We have every reason to believe that judges and prosecutors will exploit the expanded discretion granted to them by the rollbacks.
-Court Watch NYC, July 2020 report
New York’s almost 1,300 town and village courts will be especially difficult to monitor because of how they are set up. Often tiny, sometimes located in town hall basements, they deal mostly with minor offenses but also arraign felonies and handle misdemeanors. More than 60 percent of their judges have no law degrees; two years of college is the minimum requirement. And they’re overseen by each town or village itself, with the state exercising no direct control.
A report last April by the Fund for Modern Courts, a nonprofit advocate for reform and improvement in New York’s court system, charged that at least some of their judges use jail time to force poor people into paying fines they can’t afford. Ten of the 13 judges disciplined by the Commission on Judicial Conduct last year were town or village justices.

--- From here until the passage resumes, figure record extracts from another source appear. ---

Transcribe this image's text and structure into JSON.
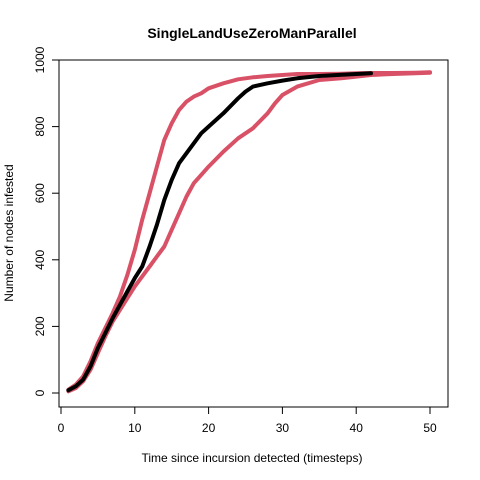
{
  "chart_data": {
    "type": "line",
    "title": "SingleLandUseZeroManParallel",
    "xlabel": "Time since incursion detected (timesteps)",
    "ylabel": "Number of nodes infested",
    "xlim": [
      0,
      51
    ],
    "ylim": [
      -20,
      1000
    ],
    "xticks": [
      0,
      10,
      20,
      30,
      40,
      50
    ],
    "yticks": [
      0,
      200,
      400,
      600,
      800,
      1000
    ],
    "grid": false,
    "legend": "none",
    "series": [
      {
        "color": "#d95166",
        "stroke": 4,
        "x": [
          1,
          2,
          3,
          4,
          5,
          6,
          7,
          8,
          9,
          10,
          11,
          12,
          13,
          14,
          15,
          16,
          17,
          18,
          19,
          20,
          22,
          24,
          26,
          28,
          30,
          32,
          35,
          38,
          40,
          42,
          45,
          48,
          50
        ],
        "y": [
          10,
          25,
          50,
          95,
          150,
          195,
          240,
          290,
          355,
          430,
          520,
          600,
          680,
          760,
          810,
          850,
          875,
          890,
          900,
          915,
          930,
          942,
          948,
          952,
          955,
          958,
          958,
          959,
          960,
          961,
          961,
          962,
          963
        ]
      },
      {
        "color": "#d95166",
        "stroke": 4,
        "x": [
          1,
          2,
          3,
          4,
          5,
          6,
          7,
          8,
          9,
          10,
          11,
          12,
          13,
          14,
          15,
          16,
          17,
          18,
          19,
          20,
          22,
          24,
          26,
          28,
          29,
          30,
          32,
          35,
          38,
          40,
          42,
          45,
          48,
          50
        ],
        "y": [
          5,
          15,
          35,
          70,
          120,
          170,
          215,
          250,
          285,
          320,
          350,
          380,
          410,
          440,
          490,
          540,
          590,
          630,
          655,
          680,
          725,
          765,
          795,
          840,
          870,
          895,
          920,
          940,
          945,
          950,
          955,
          958,
          960,
          962
        ]
      },
      {
        "color": "#000000",
        "stroke": 4,
        "x": [
          1,
          2,
          3,
          4,
          5,
          6,
          7,
          8,
          9,
          10,
          11,
          12,
          13,
          14,
          15,
          16,
          17,
          18,
          19,
          20,
          22,
          24,
          25,
          26,
          28,
          30,
          32,
          35,
          38,
          40,
          42
        ],
        "y": [
          8,
          20,
          40,
          80,
          135,
          180,
          225,
          265,
          305,
          345,
          380,
          440,
          505,
          580,
          640,
          690,
          720,
          750,
          780,
          800,
          840,
          885,
          905,
          920,
          930,
          938,
          945,
          952,
          956,
          958,
          960
        ]
      }
    ]
  }
}
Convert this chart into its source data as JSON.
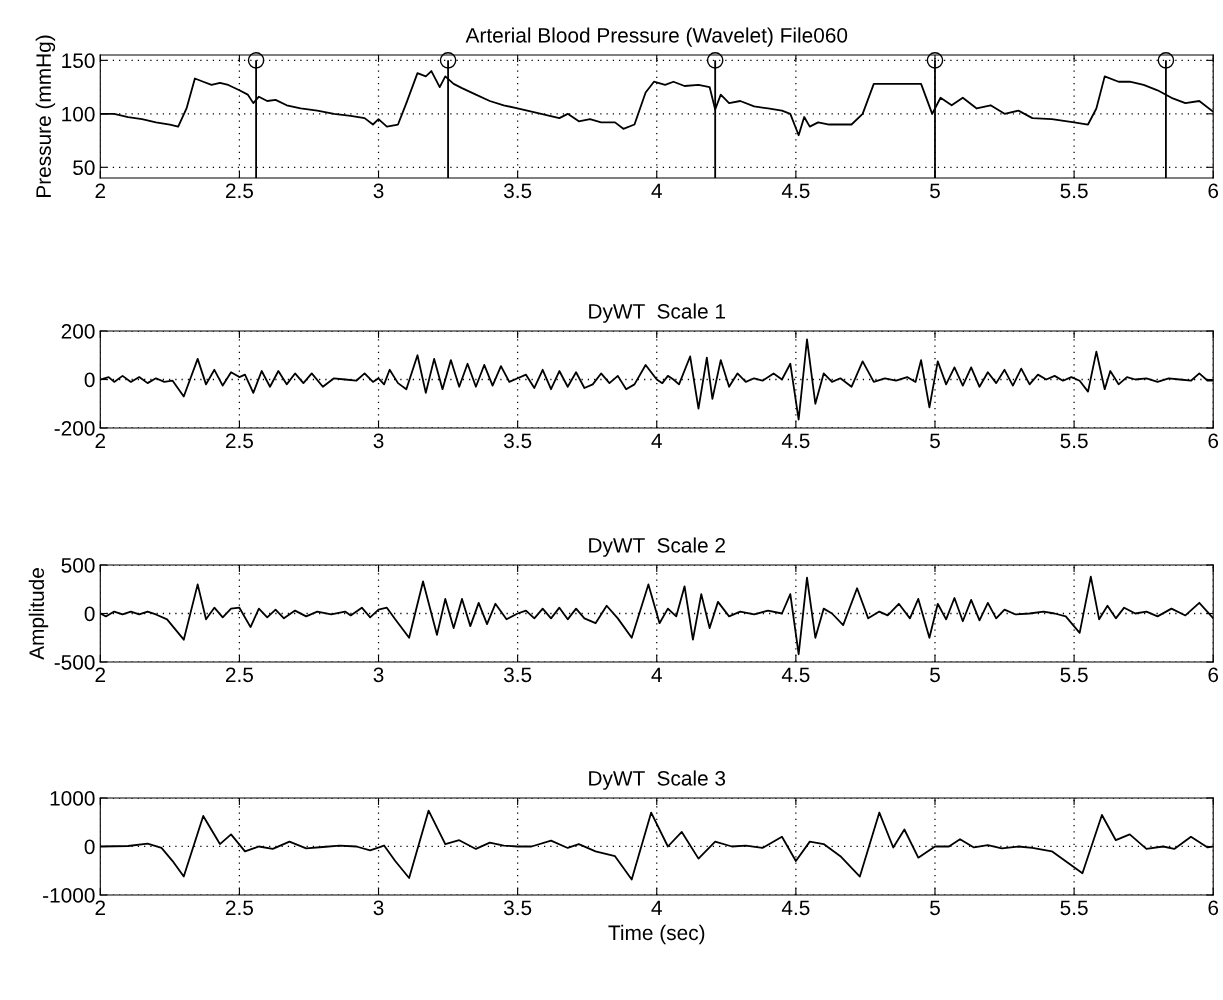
{
  "chart_data": [
    {
      "type": "line",
      "title": "Arterial Blood Pressure (Wavelet) File060",
      "ylabel": "Pressure (mmHg)",
      "xlim": [
        2,
        6
      ],
      "xticks": [
        2,
        2.5,
        3,
        3.5,
        4,
        4.5,
        5,
        5.5,
        6
      ],
      "ylim": [
        40,
        155
      ],
      "yticks": [
        50,
        100,
        150
      ],
      "grid": true,
      "legend": false,
      "series": [
        {
          "color": "#000000",
          "x": [
            2.0,
            2.05,
            2.1,
            2.15,
            2.2,
            2.25,
            2.28,
            2.31,
            2.34,
            2.37,
            2.4,
            2.43,
            2.46,
            2.5,
            2.53,
            2.55,
            2.57,
            2.6,
            2.63,
            2.67,
            2.72,
            2.78,
            2.84,
            2.9,
            2.95,
            2.98,
            3.0,
            3.03,
            3.07,
            3.1,
            3.14,
            3.17,
            3.19,
            3.22,
            3.24,
            3.27,
            3.3,
            3.35,
            3.4,
            3.45,
            3.5,
            3.55,
            3.6,
            3.65,
            3.68,
            3.72,
            3.76,
            3.8,
            3.85,
            3.88,
            3.92,
            3.96,
            3.99,
            4.03,
            4.06,
            4.1,
            4.15,
            4.19,
            4.21,
            4.23,
            4.26,
            4.3,
            4.35,
            4.4,
            4.45,
            4.48,
            4.51,
            4.53,
            4.55,
            4.58,
            4.62,
            4.7,
            4.74,
            4.78,
            4.85,
            4.95,
            4.99,
            5.02,
            5.06,
            5.1,
            5.15,
            5.2,
            5.25,
            5.3,
            5.35,
            5.42,
            5.5,
            5.55,
            5.58,
            5.61,
            5.66,
            5.7,
            5.75,
            5.8,
            5.85,
            5.9,
            5.95,
            6.0
          ],
          "values": [
            100,
            100,
            97,
            95,
            92,
            90,
            88,
            105,
            133,
            130,
            127,
            129,
            127,
            122,
            118,
            110,
            116,
            112,
            113,
            108,
            105,
            103,
            100,
            98,
            96,
            90,
            95,
            88,
            90,
            110,
            138,
            135,
            140,
            125,
            135,
            128,
            124,
            118,
            112,
            108,
            105,
            102,
            99,
            96,
            100,
            93,
            95,
            92,
            92,
            86,
            90,
            120,
            130,
            127,
            130,
            126,
            127,
            125,
            104,
            118,
            110,
            112,
            107,
            105,
            103,
            100,
            80,
            97,
            88,
            92,
            90,
            90,
            100,
            128,
            128,
            128,
            100,
            115,
            108,
            115,
            105,
            108,
            100,
            103,
            96,
            95,
            92,
            90,
            105,
            135,
            130,
            130,
            127,
            122,
            115,
            110,
            112,
            102
          ]
        },
        {
          "type": "lollipop",
          "color": "#000000",
          "marker": "circle",
          "x": [
            2.56,
            3.25,
            4.21,
            5.0,
            5.83
          ],
          "values": [
            150,
            150,
            150,
            150,
            150
          ]
        }
      ]
    },
    {
      "type": "line",
      "title": "DyWT  Scale 1",
      "xlim": [
        2,
        6
      ],
      "xticks": [
        2,
        2.5,
        3,
        3.5,
        4,
        4.5,
        5,
        5.5,
        6
      ],
      "ylim": [
        -200,
        200
      ],
      "yticks": [
        -200,
        0,
        200
      ],
      "grid": true,
      "legend": false,
      "series": [
        {
          "color": "#000000",
          "x": [
            2.0,
            2.03,
            2.05,
            2.08,
            2.11,
            2.14,
            2.17,
            2.2,
            2.23,
            2.26,
            2.3,
            2.35,
            2.38,
            2.41,
            2.44,
            2.47,
            2.5,
            2.52,
            2.55,
            2.58,
            2.61,
            2.64,
            2.67,
            2.7,
            2.73,
            2.76,
            2.8,
            2.84,
            2.88,
            2.92,
            2.95,
            2.98,
            3.0,
            3.02,
            3.04,
            3.07,
            3.1,
            3.14,
            3.17,
            3.2,
            3.23,
            3.26,
            3.29,
            3.32,
            3.35,
            3.38,
            3.41,
            3.44,
            3.47,
            3.5,
            3.53,
            3.56,
            3.59,
            3.62,
            3.65,
            3.68,
            3.71,
            3.74,
            3.77,
            3.8,
            3.83,
            3.86,
            3.89,
            3.92,
            3.96,
            4.0,
            4.02,
            4.04,
            4.06,
            4.08,
            4.12,
            4.15,
            4.18,
            4.2,
            4.23,
            4.26,
            4.29,
            4.32,
            4.35,
            4.38,
            4.42,
            4.45,
            4.48,
            4.51,
            4.54,
            4.57,
            4.6,
            4.63,
            4.66,
            4.7,
            4.74,
            4.78,
            4.82,
            4.86,
            4.9,
            4.93,
            4.95,
            4.98,
            5.01,
            5.04,
            5.07,
            5.1,
            5.13,
            5.16,
            5.19,
            5.22,
            5.25,
            5.28,
            5.31,
            5.34,
            5.37,
            5.4,
            5.43,
            5.46,
            5.49,
            5.52,
            5.55,
            5.58,
            5.61,
            5.63,
            5.66,
            5.69,
            5.72,
            5.76,
            5.8,
            5.84,
            5.88,
            5.92,
            5.95,
            5.98,
            6.0
          ],
          "values": [
            0,
            10,
            -10,
            15,
            -10,
            10,
            -15,
            5,
            -10,
            -5,
            -70,
            85,
            -20,
            40,
            -25,
            30,
            10,
            20,
            -55,
            35,
            -30,
            35,
            -20,
            25,
            -15,
            25,
            -30,
            5,
            0,
            -5,
            25,
            -10,
            5,
            -20,
            40,
            -15,
            -40,
            100,
            -55,
            85,
            -40,
            80,
            -30,
            65,
            -30,
            60,
            -25,
            55,
            -10,
            5,
            20,
            -35,
            40,
            -40,
            35,
            -30,
            30,
            -35,
            -20,
            25,
            -15,
            15,
            -40,
            -20,
            60,
            0,
            -15,
            15,
            0,
            -20,
            95,
            -120,
            90,
            -80,
            80,
            -30,
            25,
            -10,
            5,
            -5,
            25,
            0,
            65,
            -165,
            165,
            -100,
            25,
            -10,
            5,
            -30,
            75,
            -10,
            5,
            -5,
            10,
            -10,
            80,
            -115,
            75,
            -20,
            50,
            -25,
            50,
            -30,
            30,
            -15,
            40,
            -25,
            45,
            -20,
            20,
            0,
            15,
            -5,
            10,
            -5,
            -50,
            115,
            -40,
            35,
            -20,
            10,
            0,
            5,
            -10,
            5,
            0,
            -5,
            25,
            -5,
            -5
          ]
        }
      ]
    },
    {
      "type": "line",
      "title": "DyWT  Scale 2",
      "ylabel": "Amplitude",
      "xlim": [
        2,
        6
      ],
      "xticks": [
        2,
        2.5,
        3,
        3.5,
        4,
        4.5,
        5,
        5.5,
        6
      ],
      "ylim": [
        -500,
        500
      ],
      "yticks": [
        -500,
        0,
        500
      ],
      "grid": true,
      "legend": false,
      "series": [
        {
          "color": "#000000",
          "x": [
            2.0,
            2.02,
            2.05,
            2.08,
            2.11,
            2.14,
            2.17,
            2.2,
            2.24,
            2.3,
            2.35,
            2.38,
            2.41,
            2.44,
            2.47,
            2.5,
            2.54,
            2.57,
            2.6,
            2.63,
            2.66,
            2.7,
            2.74,
            2.78,
            2.83,
            2.88,
            2.9,
            2.94,
            2.97,
            3.0,
            3.03,
            3.06,
            3.11,
            3.16,
            3.21,
            3.24,
            3.27,
            3.3,
            3.33,
            3.36,
            3.39,
            3.42,
            3.46,
            3.5,
            3.53,
            3.56,
            3.59,
            3.62,
            3.65,
            3.68,
            3.71,
            3.74,
            3.78,
            3.82,
            3.86,
            3.91,
            3.97,
            4.01,
            4.04,
            4.07,
            4.1,
            4.13,
            4.16,
            4.19,
            4.22,
            4.26,
            4.3,
            4.35,
            4.4,
            4.45,
            4.48,
            4.51,
            4.54,
            4.57,
            4.6,
            4.63,
            4.67,
            4.72,
            4.76,
            4.8,
            4.83,
            4.87,
            4.91,
            4.94,
            4.98,
            5.01,
            5.04,
            5.07,
            5.1,
            5.13,
            5.16,
            5.19,
            5.22,
            5.25,
            5.29,
            5.34,
            5.39,
            5.43,
            5.47,
            5.52,
            5.56,
            5.59,
            5.62,
            5.65,
            5.68,
            5.72,
            5.76,
            5.8,
            5.85,
            5.9,
            5.95,
            6.0
          ],
          "values": [
            0,
            -30,
            20,
            -10,
            20,
            -10,
            20,
            -10,
            -60,
            -270,
            300,
            -60,
            60,
            -40,
            50,
            60,
            -140,
            50,
            -40,
            40,
            -50,
            30,
            -30,
            20,
            -10,
            20,
            -20,
            60,
            -40,
            40,
            60,
            -60,
            -250,
            330,
            -220,
            150,
            -150,
            150,
            -130,
            110,
            -110,
            100,
            -60,
            0,
            30,
            -50,
            50,
            -50,
            60,
            -60,
            50,
            -50,
            -100,
            80,
            -50,
            -250,
            300,
            -100,
            50,
            -30,
            280,
            -270,
            200,
            -150,
            120,
            -30,
            20,
            -10,
            30,
            0,
            200,
            -420,
            370,
            -250,
            50,
            0,
            -120,
            260,
            -50,
            20,
            -20,
            100,
            -50,
            150,
            -250,
            100,
            -60,
            160,
            -80,
            140,
            -70,
            110,
            -50,
            40,
            -10,
            0,
            20,
            0,
            -30,
            -200,
            380,
            -60,
            80,
            -50,
            60,
            0,
            20,
            -30,
            50,
            -20,
            110,
            -50
          ]
        }
      ]
    },
    {
      "type": "line",
      "title": "DyWT  Scale 3",
      "xlabel": "Time (sec)",
      "xlim": [
        2,
        6
      ],
      "xticks": [
        2,
        2.5,
        3,
        3.5,
        4,
        4.5,
        5,
        5.5,
        6
      ],
      "ylim": [
        -1000,
        1000
      ],
      "yticks": [
        -1000,
        0,
        1000
      ],
      "grid": true,
      "legend": false,
      "series": [
        {
          "color": "#000000",
          "x": [
            2.0,
            2.1,
            2.17,
            2.22,
            2.26,
            2.3,
            2.37,
            2.43,
            2.47,
            2.52,
            2.57,
            2.62,
            2.68,
            2.74,
            2.8,
            2.86,
            2.92,
            2.97,
            3.02,
            3.06,
            3.11,
            3.18,
            3.24,
            3.29,
            3.35,
            3.4,
            3.45,
            3.5,
            3.55,
            3.62,
            3.68,
            3.72,
            3.78,
            3.85,
            3.91,
            3.98,
            4.04,
            4.09,
            4.15,
            4.21,
            4.27,
            4.32,
            4.38,
            4.45,
            4.5,
            4.55,
            4.6,
            4.66,
            4.73,
            4.8,
            4.85,
            4.89,
            4.94,
            5.0,
            5.05,
            5.09,
            5.14,
            5.19,
            5.24,
            5.3,
            5.35,
            5.42,
            5.53,
            5.6,
            5.65,
            5.7,
            5.76,
            5.82,
            5.86,
            5.92,
            5.98,
            6.0
          ],
          "values": [
            0,
            10,
            60,
            -30,
            -300,
            -620,
            630,
            50,
            250,
            -100,
            0,
            -50,
            100,
            -40,
            -10,
            20,
            0,
            -80,
            20,
            -300,
            -650,
            740,
            50,
            130,
            -50,
            80,
            20,
            0,
            0,
            120,
            -30,
            50,
            -100,
            -200,
            -680,
            700,
            0,
            300,
            -250,
            100,
            0,
            20,
            -30,
            200,
            -300,
            100,
            50,
            -200,
            -620,
            700,
            -20,
            350,
            -230,
            0,
            0,
            150,
            -20,
            30,
            -40,
            0,
            -30,
            -100,
            -550,
            650,
            130,
            250,
            -50,
            0,
            -50,
            200,
            -20,
            0
          ]
        }
      ]
    }
  ]
}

Court watchers won’t have much luck checking on how judges are handling bail reform in some of these courts. In court sessions last summer in the municipalities of Colonie and Oswegatchie, judges conducted negotiations right in front of the bench with no microphones, making proceedings inaudible even from the first row. Asked about the audio issue last summer, Colonie Town Justice Peter Crummey said he makes special seating arrangements when he knows ahead of time that court visitors want to hear the proceedings.
There is also a fear that town and village courts might not collect any data because the amended law includes no money for the task. “Without funding and training, it’s hard to imagine how many of the smaller jurisdictions will develop the systems and expertise necessary to collect the data and report it out accurately, particularly now that towns and cities face budget cuts,” said Merkl.
The delay in getting data also leaves an opening for another effort to overturn even the amended law. Already the state’s Association of Chiefs of Police, Sheriff’s’ Association, and Assembly Republicans have denounced the weakened version, calling it and other reforms passed in June a “revolving door for career criminals” at a July 11 event.
“It’s always been true that the benefits of freedom don’t generally don’t make it into the press,” says Jocelyn Simonson, a professor at Brooklyn Law School. What doesn’t make headlines, she says, are “homes and neighborhoods that are actually safer because people are free to go to work, take care of their kids, and be less likely to harm other people in the future because they haven’t spent time in a violent place like jail.”
New Jersey shows what solid data can achieve, Rahman noted. The state courts report from April 2019 showed there were 6,000 fewer people in New Jersey jails. But defendants were no more likely to commit a new offense or fail to show up for court appearance than before.
That report may have taken the air out of efforts to roll back the reform. Nine bills were introduced to the state legislature in the 2018-19 session that would have increased the use of bail, an informal count shows. By the 2020-21 session, that number fell to two.
“New Jersey was in some ways able to weather the backlash,” said Rahman. “They had real-time data that was ready to go. It was centralized. Nobody was doubting its veracity. And that made a huge difference in being able to push back against the same kinds of forces that we saw here in New York.”
In other states, bail reform is inching forward. Last year, Colorado eliminated cash bail for certain low-level offenses. But a bill this year that would have broadened pretrial release in the state died in the legislature. The Missouri Supreme Court instituted new bail rules starting in July 2019 that require state courts to impose bail only if necessary for safety reasons.
Conversely in California, a ballot initiative sponsored by the for-profit bail bond industry is on the ballot in November—if passed it would overturn the state’s law ending money bail.